Fourteen percent of "pure" political independents -- those who do not identify with or "lean" to either of the two major parties -- gave their support to Nader in 2000, compared with 6% among Democrats and Democratic leaners and just 2% of Republicans and Republican leaners. Of course, these figures may overstate the relationship somewhat, as current voting intentions often influence one's self-reported party identification, and those supporting a third-party candidate may therefore be more likely to say they are non-leaning independents.

Ideological liberals also gave considerable support to Nader in 2000. Eleven percent of likely voters who described themselves as liberal -- including 21% of those who said they were "very liberal" -- supported Nader in 2000. This compares with just 4% of moderates and 2% of conservatives who intended to vote for Nader. In Gallup's final pre-election poll, Nader actually outpolled Bush among liberal voters, while the vast majority of them (78%) supported Gore.

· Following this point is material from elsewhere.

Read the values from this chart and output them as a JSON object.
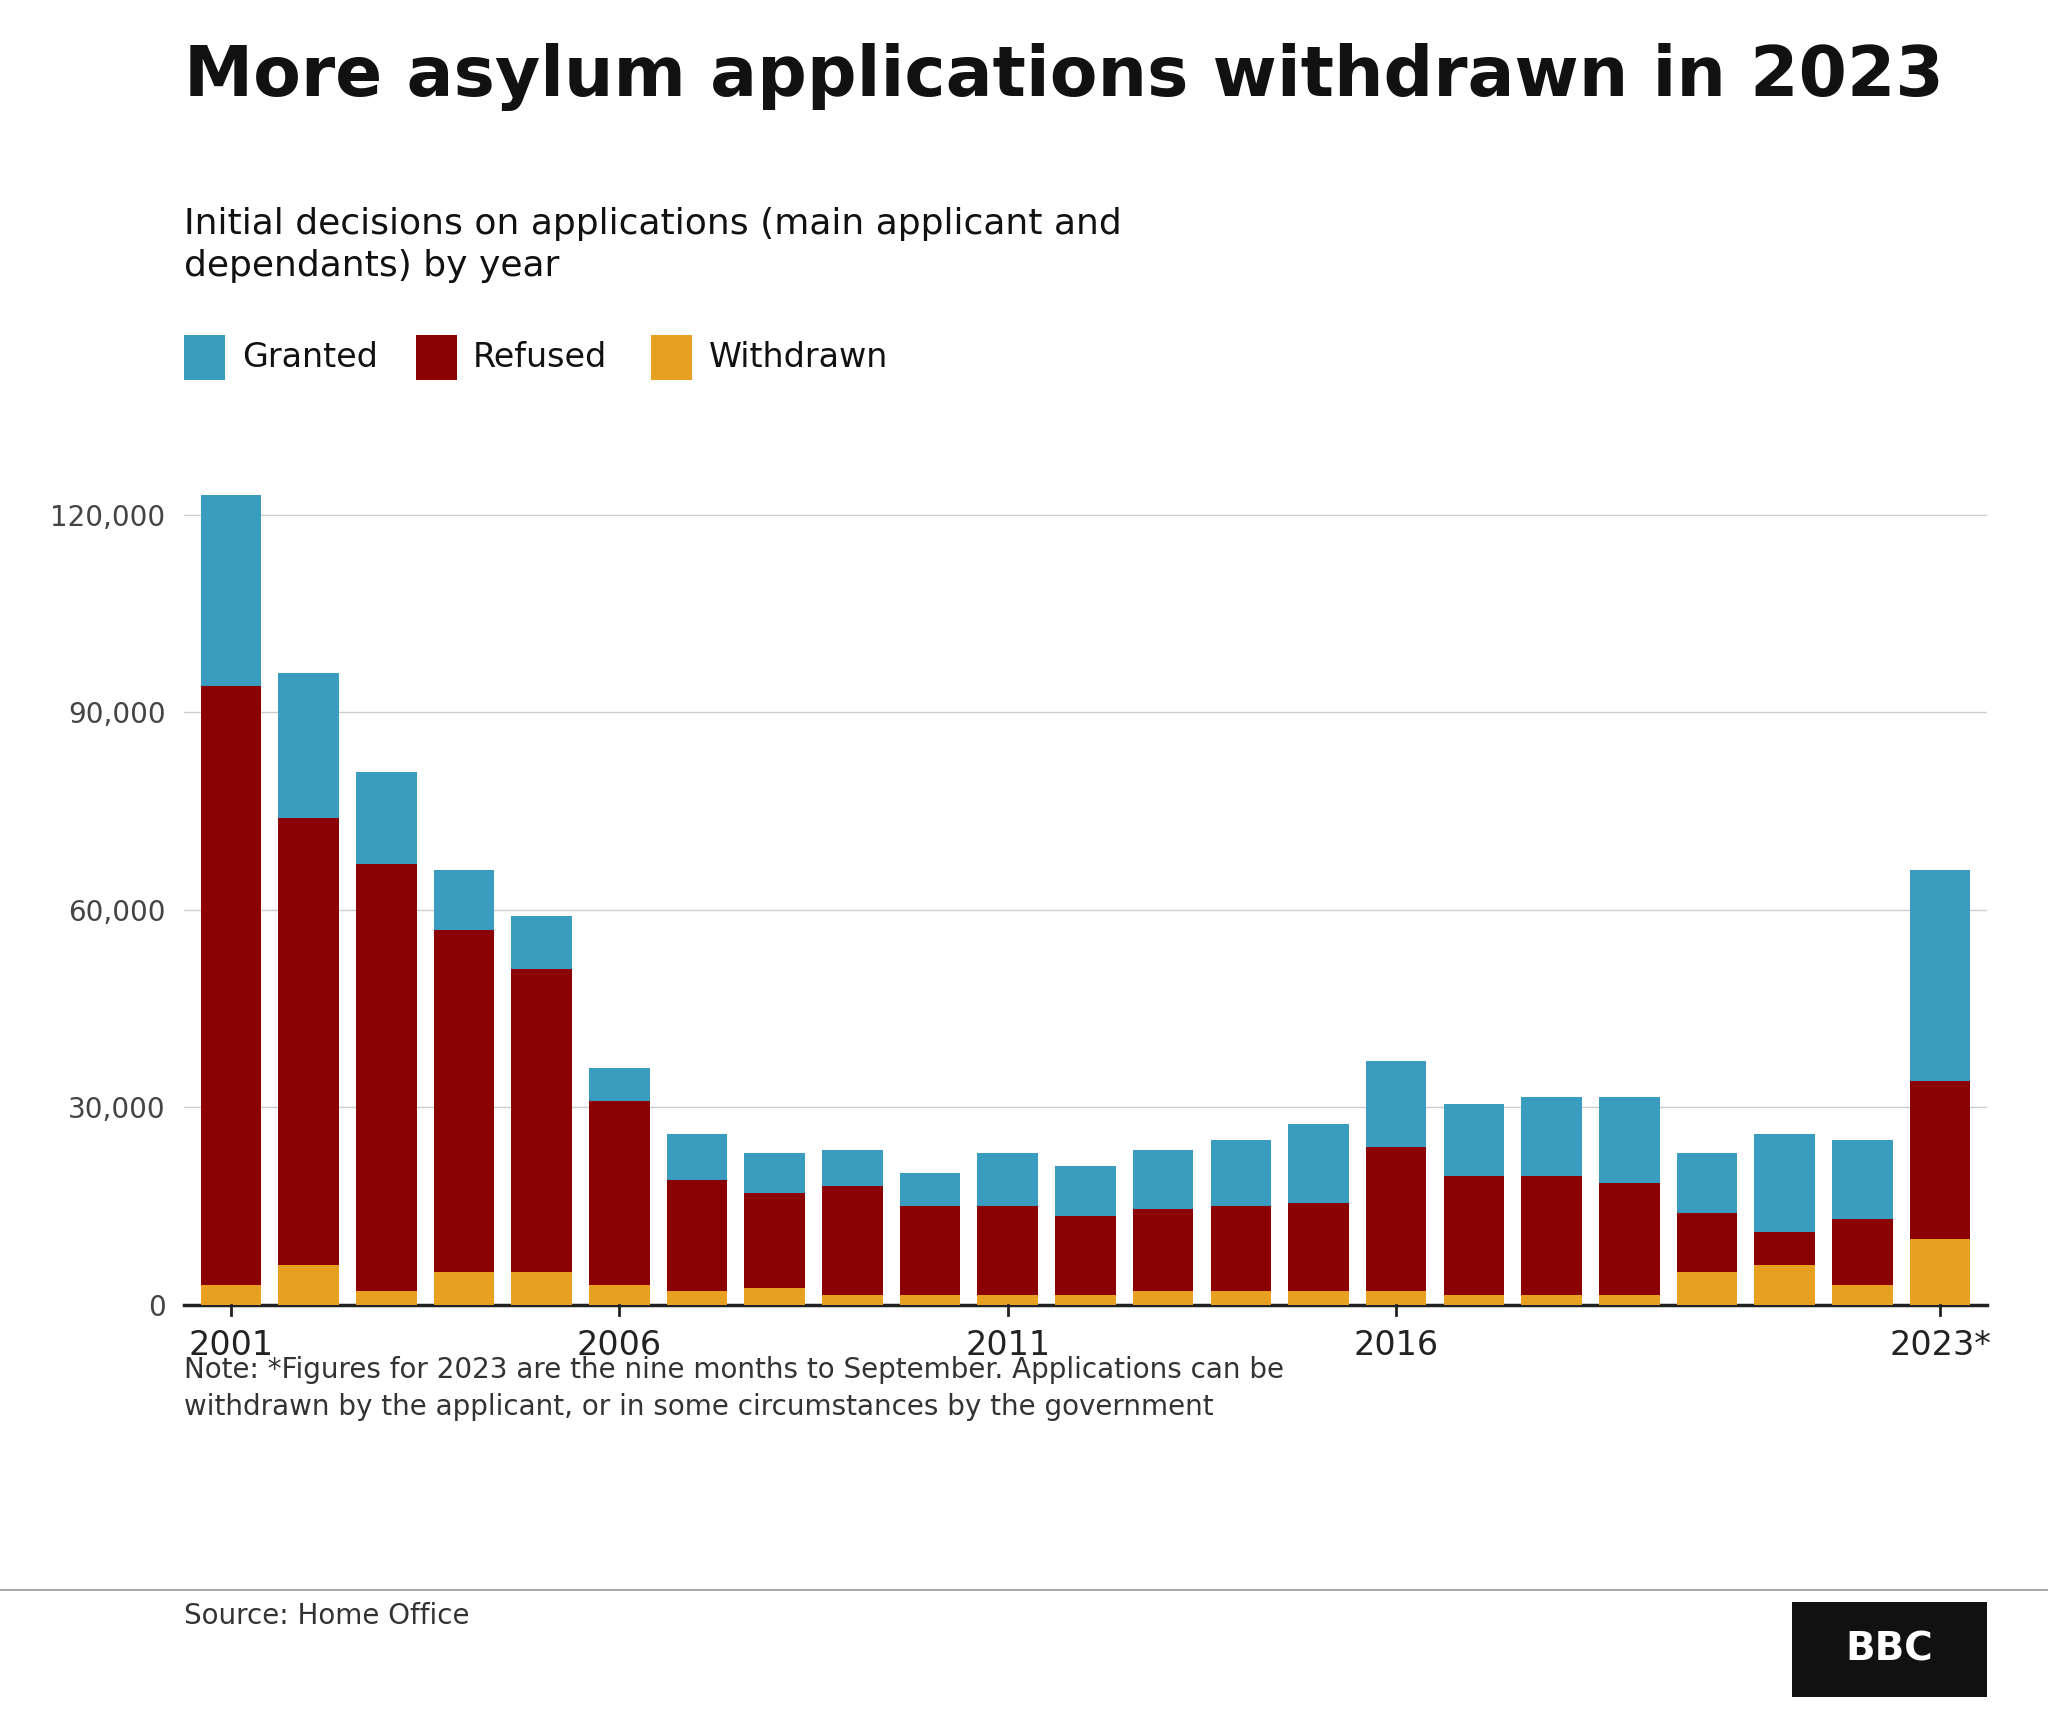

The challenge for Nader's candidacy, surely as it was in 2000, is that his supporters tend to come from groups that are among those least likely to vote. Only 36% of 18- to 29-year-olds in Gallup's final week of tracking data could be considered likely voters, compared with 59% of 30- to 49-year-olds, 74% of 50- to 64-year-olds, and 72% of those 65 and older. Likewise, just 34% of non-leaning independents were likely to vote in 2000, compared with 67% of Republicans and Republican leaners and 61% of Democrats and Democratic leaners. Even liberals (53%) tended to score lower than moderates (56%) and conservatives (67%) on the "likely voter" scale.

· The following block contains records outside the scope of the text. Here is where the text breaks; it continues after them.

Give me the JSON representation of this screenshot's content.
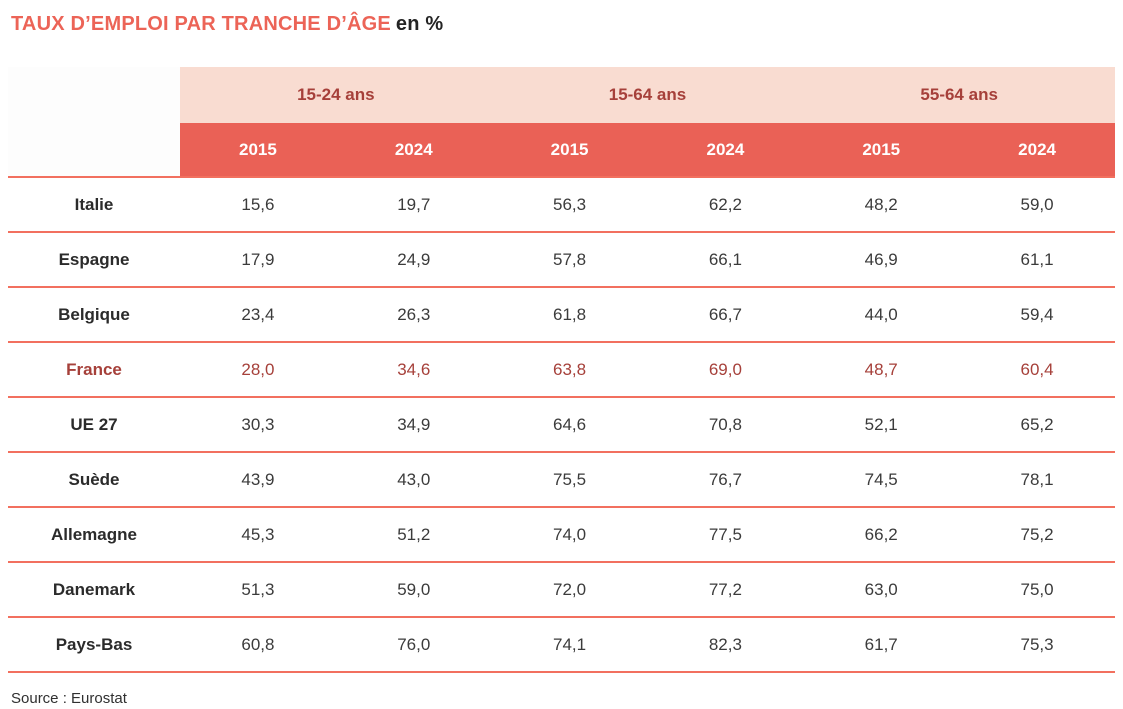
{
  "title": {
    "main": "TAUX D’EMPLOI PAR TRANCHE D’ÂGE",
    "suffix": "en %"
  },
  "colors": {
    "title_coral": "#EC6457",
    "group_band_pink": "#F9DCD1",
    "group_text_dark_red": "#A6403A",
    "year_band_coral": "#EA6156",
    "year_text": "#FFFFFF",
    "separator_coral": "#F2705F",
    "country_text": "#2B2B2B",
    "value_text": "#3B3B3B",
    "highlight_row_text": "#A6403A"
  },
  "table": {
    "age_groups": [
      {
        "label": "15-24 ans"
      },
      {
        "label": "15-64 ans"
      },
      {
        "label": "55-64 ans"
      }
    ],
    "year_headers": [
      "2015",
      "2024",
      "2015",
      "2024",
      "2015",
      "2024"
    ],
    "rows": [
      {
        "country": "Italie",
        "highlight": false,
        "values": [
          "15,6",
          "19,7",
          "56,3",
          "62,2",
          "48,2",
          "59,0"
        ]
      },
      {
        "country": "Espagne",
        "highlight": false,
        "values": [
          "17,9",
          "24,9",
          "57,8",
          "66,1",
          "46,9",
          "61,1"
        ]
      },
      {
        "country": "Belgique",
        "highlight": false,
        "values": [
          "23,4",
          "26,3",
          "61,8",
          "66,7",
          "44,0",
          "59,4"
        ]
      },
      {
        "country": "France",
        "highlight": true,
        "values": [
          "28,0",
          "34,6",
          "63,8",
          "69,0",
          "48,7",
          "60,4"
        ]
      },
      {
        "country": "UE 27",
        "highlight": false,
        "values": [
          "30,3",
          "34,9",
          "64,6",
          "70,8",
          "52,1",
          "65,2"
        ]
      },
      {
        "country": "Suède",
        "highlight": false,
        "values": [
          "43,9",
          "43,0",
          "75,5",
          "76,7",
          "74,5",
          "78,1"
        ]
      },
      {
        "country": "Allemagne",
        "highlight": false,
        "values": [
          "45,3",
          "51,2",
          "74,0",
          "77,5",
          "66,2",
          "75,2"
        ]
      },
      {
        "country": "Danemark",
        "highlight": false,
        "values": [
          "51,3",
          "59,0",
          "72,0",
          "77,2",
          "63,0",
          "75,0"
        ]
      },
      {
        "country": "Pays-Bas",
        "highlight": false,
        "values": [
          "60,8",
          "76,0",
          "74,1",
          "82,3",
          "61,7",
          "75,3"
        ]
      }
    ]
  },
  "source": "Source : Eurostat",
  "chart_data": {
    "type": "table",
    "title": "TAUX D’EMPLOI PAR TRANCHE D’ÂGE en %",
    "unit": "%",
    "column_groups": [
      "15-24 ans",
      "15-64 ans",
      "55-64 ans"
    ],
    "years_per_group": [
      "2015",
      "2024"
    ],
    "rows": [
      {
        "country": "Italie",
        "15-24": {
          "2015": 15.6,
          "2024": 19.7
        },
        "15-64": {
          "2015": 56.3,
          "2024": 62.2
        },
        "55-64": {
          "2015": 48.2,
          "2024": 59.0
        }
      },
      {
        "country": "Espagne",
        "15-24": {
          "2015": 17.9,
          "2024": 24.9
        },
        "15-64": {
          "2015": 57.8,
          "2024": 66.1
        },
        "55-64": {
          "2015": 46.9,
          "2024": 61.1
        }
      },
      {
        "country": "Belgique",
        "15-24": {
          "2015": 23.4,
          "2024": 26.3
        },
        "15-64": {
          "2015": 61.8,
          "2024": 66.7
        },
        "55-64": {
          "2015": 44.0,
          "2024": 59.4
        }
      },
      {
        "country": "France",
        "15-24": {
          "2015": 28.0,
          "2024": 34.6
        },
        "15-64": {
          "2015": 63.8,
          "2024": 69.0
        },
        "55-64": {
          "2015": 48.7,
          "2024": 60.4
        }
      },
      {
        "country": "UE 27",
        "15-24": {
          "2015": 30.3,
          "2024": 34.9
        },
        "15-64": {
          "2015": 64.6,
          "2024": 70.8
        },
        "55-64": {
          "2015": 52.1,
          "2024": 65.2
        }
      },
      {
        "country": "Suède",
        "15-24": {
          "2015": 43.9,
          "2024": 43.0
        },
        "15-64": {
          "2015": 75.5,
          "2024": 76.7
        },
        "55-64": {
          "2015": 74.5,
          "2024": 78.1
        }
      },
      {
        "country": "Allemagne",
        "15-24": {
          "2015": 45.3,
          "2024": 51.2
        },
        "15-64": {
          "2015": 74.0,
          "2024": 77.5
        },
        "55-64": {
          "2015": 66.2,
          "2024": 75.2
        }
      },
      {
        "country": "Danemark",
        "15-24": {
          "2015": 51.3,
          "2024": 59.0
        },
        "15-64": {
          "2015": 72.0,
          "2024": 77.2
        },
        "55-64": {
          "2015": 63.0,
          "2024": 75.0
        }
      },
      {
        "country": "Pays-Bas",
        "15-24": {
          "2015": 60.8,
          "2024": 76.0
        },
        "15-64": {
          "2015": 74.1,
          "2024": 82.3
        },
        "55-64": {
          "2015": 61.7,
          "2024": 75.3
        }
      }
    ],
    "highlighted_row": "France",
    "source": "Eurostat"
  }
}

Effects of a Nader Candidacy

Without a doubt, the deck is stacked heavily against third-party candidates in presidential elections. Since 1920, only three third-party candidates have won any electoral votes, and all were primarily regional candidates -- George Wallace in 1968, Strom Thurmond in 1948, and Robert LaFollette in 1924.

Nader's lack of regional appeal -- he polled similarly in all regions in 2000, though slightly better in the East and West than in the Midwest and South -- more or less assures he will not get any electoral votes in 2004. His greatest impact could come as a "spoiler" candidate, who could take votes away from one of the major-party candidates in a closely contested state and cause the other party to win that state. When asked in the September Gallup Poll whether Gore would be president if Nader had not run in 2000, 41% of Americans said he would and 52% said he would not. Democrats (58%) were much more likely than Republicans (24%) or independents (38%) to believe Gore would be president today if Nader had not run; this belief among Democrats may be enough to dissuade them from voting for Nader or another third-party candidate over the Democratic nominee.

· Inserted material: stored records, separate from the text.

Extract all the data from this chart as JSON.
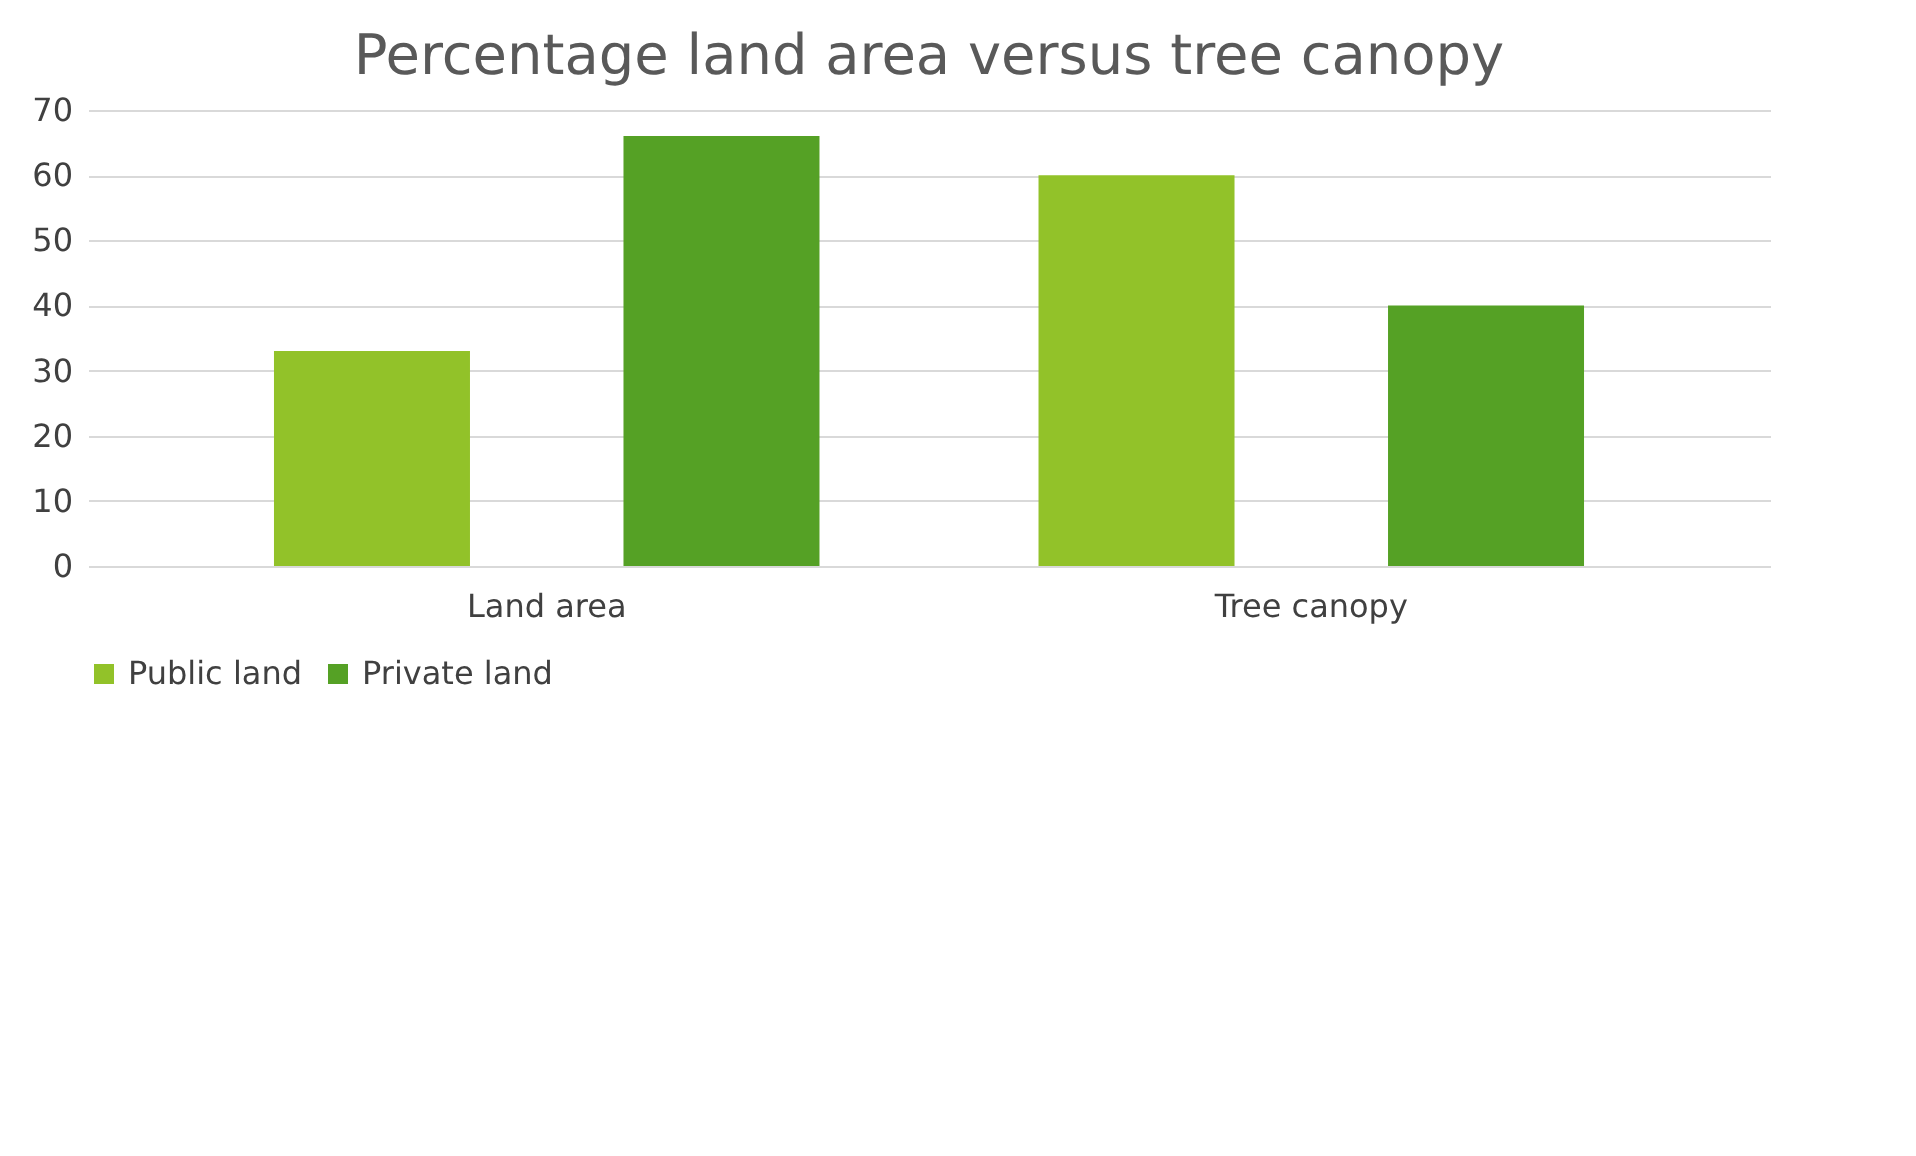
{
  "chart_data": {
    "type": "bar",
    "title": "Percentage land area versus tree canopy",
    "categories": [
      "Land area",
      "Tree canopy"
    ],
    "series": [
      {
        "name": "Public land",
        "color": "#92c229",
        "values": [
          33,
          60
        ]
      },
      {
        "name": "Private land",
        "color": "#55a125",
        "values": [
          66,
          40
        ]
      }
    ],
    "ylim": [
      0,
      70
    ],
    "yticks": [
      0,
      10,
      20,
      30,
      40,
      50,
      60,
      70
    ],
    "grid": "y",
    "legend": "bottom"
  }
}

Given that Nader's supporters tend to be ideologically liberal -- and thus, members of a group who overwhelmingly identify themselves as Democrats and who voted heavily for Gore in 2000 -- he continues to represent a much greater threat to the Democratic nominee than to Bush. Gallup's final 2000 election tracking poll did show Nader voters were more likely to say they would have voted for Gore than Bush if Nader had not run.

Survey Methods

These results are based on telephone interviews with a randomly selected national sample of 1,003 adults, aged 18 and older, conducted Sept. 19-21, 2003. For results based on this sample, one can say with 95% confidence that the maximum error attributable to sampling and other random effects is ±3 percentage points. In addition to sampling error, question wording and practical difficulties in conducting surveys can introduce error or bias into the findings of public opinion polls.

Results from the 2000 tracking poll are based on interviews with 8,194 national adults -- including 5,302 identified as likely voters -- conducted Oct. 31 through Nov. 5, 2000.

Results from the "likely voter" sample have a maximum margin of sampling error of ±2 percentage points.